As Cahalan reports, this would hardly be the first or only famous study that was shown to be fraudulent or flat wrong.  Even back in Rosenhan’s day (when I was a young psychology study) we knew that there was a huge, huge problem with non-reproducible studies.  Things are scarcely better now, and the Internet makes sure that errors and lies spread fast and wide, and never die.  Sigh.

In short, it is very possible that “Sane in Insane Places” was partly or largely fabricated.  And this makes it a moral mess.

Cahalan documents the outsized influence of the study, including very damaging side-effects.  Undermining the institutions of mental hospitals destroyed not only the evil and incompetent ones, but also the only environment where patients might actually be cared for.  Sending mentally ill people to jail, where they are confined without hope of care, is hardly an improvement.

If the data was fabricated, and the study invalid (if there even was a study), Cahalan see that the argument and conclusions were true and valid.

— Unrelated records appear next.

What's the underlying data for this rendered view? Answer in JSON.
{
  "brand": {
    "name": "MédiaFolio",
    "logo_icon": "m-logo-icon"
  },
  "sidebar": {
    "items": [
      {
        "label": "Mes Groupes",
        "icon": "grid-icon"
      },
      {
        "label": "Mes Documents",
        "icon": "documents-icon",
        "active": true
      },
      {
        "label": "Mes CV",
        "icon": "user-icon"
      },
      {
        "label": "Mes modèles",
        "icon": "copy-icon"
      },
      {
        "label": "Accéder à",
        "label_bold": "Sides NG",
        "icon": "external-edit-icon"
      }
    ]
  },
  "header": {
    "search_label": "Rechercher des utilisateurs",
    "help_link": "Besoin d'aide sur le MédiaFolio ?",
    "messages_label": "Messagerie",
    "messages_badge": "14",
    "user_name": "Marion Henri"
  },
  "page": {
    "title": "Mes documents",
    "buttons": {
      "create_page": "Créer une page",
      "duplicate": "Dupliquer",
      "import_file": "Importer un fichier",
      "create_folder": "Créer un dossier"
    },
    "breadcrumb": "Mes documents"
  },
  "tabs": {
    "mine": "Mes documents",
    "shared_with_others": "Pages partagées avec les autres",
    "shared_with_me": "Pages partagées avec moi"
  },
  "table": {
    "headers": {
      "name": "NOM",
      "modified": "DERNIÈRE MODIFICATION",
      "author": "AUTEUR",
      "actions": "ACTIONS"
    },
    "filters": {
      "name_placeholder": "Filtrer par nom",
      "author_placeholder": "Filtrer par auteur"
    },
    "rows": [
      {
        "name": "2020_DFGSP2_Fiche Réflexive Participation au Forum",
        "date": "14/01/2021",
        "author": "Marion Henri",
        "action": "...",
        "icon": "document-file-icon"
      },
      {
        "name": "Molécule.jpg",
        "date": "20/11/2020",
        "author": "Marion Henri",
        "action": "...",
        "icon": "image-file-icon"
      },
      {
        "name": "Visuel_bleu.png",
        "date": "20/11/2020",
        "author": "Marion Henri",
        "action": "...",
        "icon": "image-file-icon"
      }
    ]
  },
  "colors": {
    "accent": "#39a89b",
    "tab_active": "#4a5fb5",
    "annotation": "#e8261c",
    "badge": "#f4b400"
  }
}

Whatever Rosenhan did or intended to do, the paper “exposed something real” (p. 295).  And it was something important.

I agree with her : if this was fiction, it was believable and had such impact because it represented a lot of truth. And st was important to make the case.

But fudging the story with faked or overstated claims of scientific methods not only undermines trust, it led to catastrophic side effects.

Cahalan shows how Rosenhan’s “truthiness” obscured the true complexity of the picture.  Worse, his claim to have “scientific” data gave the simplified story weight and trustworthiness beyond the actual facts in the world, which helped lead to simple and simple-minded “solutions”.

I doubt anyone could have foreseen these dramatic results, but Rosenhan is responsible for the use and misuse of this paper.

I also note that Rosenhan never followed up his study—he never even completed a contracted book on the story.  He doesn’t seem to have much interest in how to do things right, make things better, or fix the broken stuff.  There doesn’t seem to be much evidence that Rosenhan ever did much to actually help the afflicted.

I learned a long time ago that if you toss a bomb, you need to prepared follow up, to rebuild what you destroy.  Otherwise, you are little more than a nihilist.  (Today, we call you a “troll”.)

Personally, I think it’s far too late to undo or even moderate the damage done.  Mental health care needs to be rebuilt from the ground up. Cahalan’s book gives a clear view of this, and suggests ways forward.

Treat patients as if they are people.  What a concept!

This is a great book, and a great example of the difference between “truthiness” and real, honest reporting.


  1. Susannah Cahalan, The Great Pretender: The Undercover Mission That Changed Our Understanding of Madness, New York, Grand Central, 2019.